In the Rare Books reading room of the British Library. I get an immense thrill on receiving my first Rare Book – a gloriously illustrated first edition of Richard Marsh’s The Beetle – in a protective blue cardboard box. The lid is kept shut by thin lengths of string wound round delicate little cardboard cogs. To open any book preserved in such a way has the air of a childhood Christmas. The resulting thrill, I have to admit, is the closest I’ve come to sexual ecstasy for some time.

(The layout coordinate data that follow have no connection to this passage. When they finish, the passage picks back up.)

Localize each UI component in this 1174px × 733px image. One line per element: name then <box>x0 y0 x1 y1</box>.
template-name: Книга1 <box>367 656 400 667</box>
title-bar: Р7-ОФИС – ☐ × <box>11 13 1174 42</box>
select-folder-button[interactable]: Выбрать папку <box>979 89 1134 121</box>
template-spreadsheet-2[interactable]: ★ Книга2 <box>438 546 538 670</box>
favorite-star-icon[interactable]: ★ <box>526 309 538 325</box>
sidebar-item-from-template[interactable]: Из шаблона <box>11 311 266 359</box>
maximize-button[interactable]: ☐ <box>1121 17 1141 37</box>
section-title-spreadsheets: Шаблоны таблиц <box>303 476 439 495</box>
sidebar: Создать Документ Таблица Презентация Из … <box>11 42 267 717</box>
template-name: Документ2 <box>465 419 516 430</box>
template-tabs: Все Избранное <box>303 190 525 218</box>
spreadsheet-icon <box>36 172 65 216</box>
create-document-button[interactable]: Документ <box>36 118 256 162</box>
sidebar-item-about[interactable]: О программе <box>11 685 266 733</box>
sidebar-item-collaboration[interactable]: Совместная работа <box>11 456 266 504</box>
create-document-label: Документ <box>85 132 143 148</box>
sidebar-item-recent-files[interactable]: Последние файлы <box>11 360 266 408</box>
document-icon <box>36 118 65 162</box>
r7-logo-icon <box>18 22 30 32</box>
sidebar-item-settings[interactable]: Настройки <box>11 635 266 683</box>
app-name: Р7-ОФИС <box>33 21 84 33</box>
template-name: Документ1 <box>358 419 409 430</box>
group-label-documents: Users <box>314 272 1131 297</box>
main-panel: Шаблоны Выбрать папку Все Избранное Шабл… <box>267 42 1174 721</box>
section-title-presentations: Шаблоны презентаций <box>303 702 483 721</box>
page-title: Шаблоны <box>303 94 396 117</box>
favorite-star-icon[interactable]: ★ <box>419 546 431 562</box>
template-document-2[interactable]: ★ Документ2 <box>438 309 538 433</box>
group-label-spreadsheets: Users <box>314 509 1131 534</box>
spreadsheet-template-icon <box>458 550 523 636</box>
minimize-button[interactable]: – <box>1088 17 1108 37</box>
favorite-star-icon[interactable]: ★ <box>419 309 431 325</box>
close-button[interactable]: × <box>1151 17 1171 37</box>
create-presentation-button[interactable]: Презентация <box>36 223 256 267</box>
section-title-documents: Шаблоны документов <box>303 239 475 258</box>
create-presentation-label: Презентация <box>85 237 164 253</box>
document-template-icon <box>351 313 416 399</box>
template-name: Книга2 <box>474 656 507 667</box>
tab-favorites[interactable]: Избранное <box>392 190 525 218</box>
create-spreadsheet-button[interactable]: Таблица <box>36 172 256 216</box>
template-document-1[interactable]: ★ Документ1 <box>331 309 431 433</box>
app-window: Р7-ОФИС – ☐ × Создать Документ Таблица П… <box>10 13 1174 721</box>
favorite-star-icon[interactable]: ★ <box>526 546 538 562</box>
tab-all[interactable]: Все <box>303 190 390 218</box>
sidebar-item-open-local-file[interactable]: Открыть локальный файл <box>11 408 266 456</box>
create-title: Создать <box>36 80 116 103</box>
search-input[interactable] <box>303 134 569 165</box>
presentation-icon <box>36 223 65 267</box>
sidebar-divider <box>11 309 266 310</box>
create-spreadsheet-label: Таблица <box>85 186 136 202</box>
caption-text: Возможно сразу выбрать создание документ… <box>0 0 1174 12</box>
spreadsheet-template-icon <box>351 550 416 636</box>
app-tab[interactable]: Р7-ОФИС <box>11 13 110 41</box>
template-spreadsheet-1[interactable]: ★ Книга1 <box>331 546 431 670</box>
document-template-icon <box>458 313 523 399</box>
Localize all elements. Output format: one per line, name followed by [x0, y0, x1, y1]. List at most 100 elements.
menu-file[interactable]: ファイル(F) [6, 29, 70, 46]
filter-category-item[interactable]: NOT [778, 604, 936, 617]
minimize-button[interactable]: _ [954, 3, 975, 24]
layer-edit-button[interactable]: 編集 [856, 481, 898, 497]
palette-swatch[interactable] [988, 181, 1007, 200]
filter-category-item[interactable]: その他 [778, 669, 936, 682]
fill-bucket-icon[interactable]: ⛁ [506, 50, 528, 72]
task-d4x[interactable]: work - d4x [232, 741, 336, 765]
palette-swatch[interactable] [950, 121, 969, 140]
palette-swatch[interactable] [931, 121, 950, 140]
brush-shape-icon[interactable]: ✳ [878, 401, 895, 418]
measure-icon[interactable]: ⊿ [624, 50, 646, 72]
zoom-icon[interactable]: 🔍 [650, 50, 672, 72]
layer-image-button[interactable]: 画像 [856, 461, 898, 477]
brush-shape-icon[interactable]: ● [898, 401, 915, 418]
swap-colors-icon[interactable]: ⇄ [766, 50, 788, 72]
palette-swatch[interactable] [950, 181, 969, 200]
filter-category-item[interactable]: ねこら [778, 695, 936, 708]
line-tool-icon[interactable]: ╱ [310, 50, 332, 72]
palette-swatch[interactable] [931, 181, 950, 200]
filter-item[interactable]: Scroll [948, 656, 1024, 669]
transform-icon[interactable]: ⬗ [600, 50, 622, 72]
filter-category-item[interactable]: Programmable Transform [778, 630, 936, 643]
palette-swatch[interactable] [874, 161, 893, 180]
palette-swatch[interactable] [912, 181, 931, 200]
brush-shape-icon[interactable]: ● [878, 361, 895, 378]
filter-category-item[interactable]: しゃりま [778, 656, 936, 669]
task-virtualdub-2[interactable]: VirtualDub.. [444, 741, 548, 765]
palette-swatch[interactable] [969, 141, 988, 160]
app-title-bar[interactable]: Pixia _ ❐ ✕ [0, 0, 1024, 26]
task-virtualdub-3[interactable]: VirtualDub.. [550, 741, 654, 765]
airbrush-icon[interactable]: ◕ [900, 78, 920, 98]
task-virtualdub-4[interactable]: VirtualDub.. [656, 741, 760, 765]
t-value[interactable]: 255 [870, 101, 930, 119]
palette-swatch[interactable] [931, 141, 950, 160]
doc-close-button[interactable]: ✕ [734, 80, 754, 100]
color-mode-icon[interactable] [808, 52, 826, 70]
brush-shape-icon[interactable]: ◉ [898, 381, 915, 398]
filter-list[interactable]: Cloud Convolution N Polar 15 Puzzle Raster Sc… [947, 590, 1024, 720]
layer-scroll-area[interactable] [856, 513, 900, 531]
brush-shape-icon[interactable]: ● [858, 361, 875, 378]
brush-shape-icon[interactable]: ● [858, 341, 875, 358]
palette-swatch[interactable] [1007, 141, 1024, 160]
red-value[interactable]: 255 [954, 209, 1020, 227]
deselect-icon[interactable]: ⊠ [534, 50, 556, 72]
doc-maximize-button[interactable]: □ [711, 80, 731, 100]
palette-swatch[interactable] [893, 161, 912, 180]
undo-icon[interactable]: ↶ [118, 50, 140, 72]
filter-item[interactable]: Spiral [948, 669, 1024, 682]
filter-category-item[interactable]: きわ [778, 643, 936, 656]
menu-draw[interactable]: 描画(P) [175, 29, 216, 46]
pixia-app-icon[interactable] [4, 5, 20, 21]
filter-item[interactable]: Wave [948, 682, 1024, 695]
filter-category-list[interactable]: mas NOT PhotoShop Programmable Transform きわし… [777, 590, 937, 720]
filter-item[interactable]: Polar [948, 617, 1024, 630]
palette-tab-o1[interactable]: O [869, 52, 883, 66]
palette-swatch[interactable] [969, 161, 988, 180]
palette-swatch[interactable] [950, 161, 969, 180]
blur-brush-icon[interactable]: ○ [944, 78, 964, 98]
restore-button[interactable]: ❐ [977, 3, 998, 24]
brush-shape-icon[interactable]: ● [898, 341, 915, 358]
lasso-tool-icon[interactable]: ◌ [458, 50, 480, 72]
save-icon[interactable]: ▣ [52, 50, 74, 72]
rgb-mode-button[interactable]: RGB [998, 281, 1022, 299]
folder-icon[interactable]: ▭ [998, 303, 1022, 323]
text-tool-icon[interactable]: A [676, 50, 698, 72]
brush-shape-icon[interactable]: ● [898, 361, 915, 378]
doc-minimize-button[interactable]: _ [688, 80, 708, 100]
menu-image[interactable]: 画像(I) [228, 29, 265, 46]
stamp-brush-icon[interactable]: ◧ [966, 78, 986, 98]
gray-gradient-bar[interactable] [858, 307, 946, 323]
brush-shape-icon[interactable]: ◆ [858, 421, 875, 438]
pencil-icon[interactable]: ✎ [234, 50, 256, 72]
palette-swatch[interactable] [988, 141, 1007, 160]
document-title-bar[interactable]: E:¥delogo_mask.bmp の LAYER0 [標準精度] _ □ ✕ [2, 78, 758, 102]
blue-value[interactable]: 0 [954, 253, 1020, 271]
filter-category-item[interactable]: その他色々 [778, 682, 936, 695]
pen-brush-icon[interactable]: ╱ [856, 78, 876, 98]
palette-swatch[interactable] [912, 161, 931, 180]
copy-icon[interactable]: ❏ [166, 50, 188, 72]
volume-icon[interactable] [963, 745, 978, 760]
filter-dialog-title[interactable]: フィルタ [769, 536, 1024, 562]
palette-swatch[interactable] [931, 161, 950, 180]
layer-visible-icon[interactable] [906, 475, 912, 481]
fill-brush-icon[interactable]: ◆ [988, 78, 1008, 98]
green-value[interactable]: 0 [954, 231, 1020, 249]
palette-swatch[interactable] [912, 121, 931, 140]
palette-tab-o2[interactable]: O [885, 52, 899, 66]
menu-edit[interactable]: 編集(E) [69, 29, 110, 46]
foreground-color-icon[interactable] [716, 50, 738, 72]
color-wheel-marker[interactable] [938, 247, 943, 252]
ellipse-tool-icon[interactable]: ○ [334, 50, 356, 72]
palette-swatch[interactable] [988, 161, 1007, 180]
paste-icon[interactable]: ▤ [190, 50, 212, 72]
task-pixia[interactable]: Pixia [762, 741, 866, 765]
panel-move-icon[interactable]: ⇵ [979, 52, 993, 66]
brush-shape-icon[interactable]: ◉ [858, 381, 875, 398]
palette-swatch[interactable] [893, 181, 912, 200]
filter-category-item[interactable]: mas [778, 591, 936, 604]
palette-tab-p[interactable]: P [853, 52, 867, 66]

Directly in my line of sight in the desk opposite is a fifty-ish man with a greying beard, glasses on a string, and a slightly mucky jumper. He is consulting some enormous gilded tome. I can’t help being distracted when at one point he suddenly bangs his fist on the desk and says ‘that’s it!’ – albeit in a whisper.
Recent merchandise acquisitions: a cream-coloured tote bag by The Hidden Cameras, which Anna S thinks is a laundry bag. More bands should market their own laundry bags. Plus a promotional strip of tear-off bookmarks for ‘The History Boys’. Am pleased to find my two favourite Boys, Dominic Cooper’s Dakin and Jamie Parker’s Scripps (who to me resembles a teenage Trevor Howard), are on either side of the same bookmark.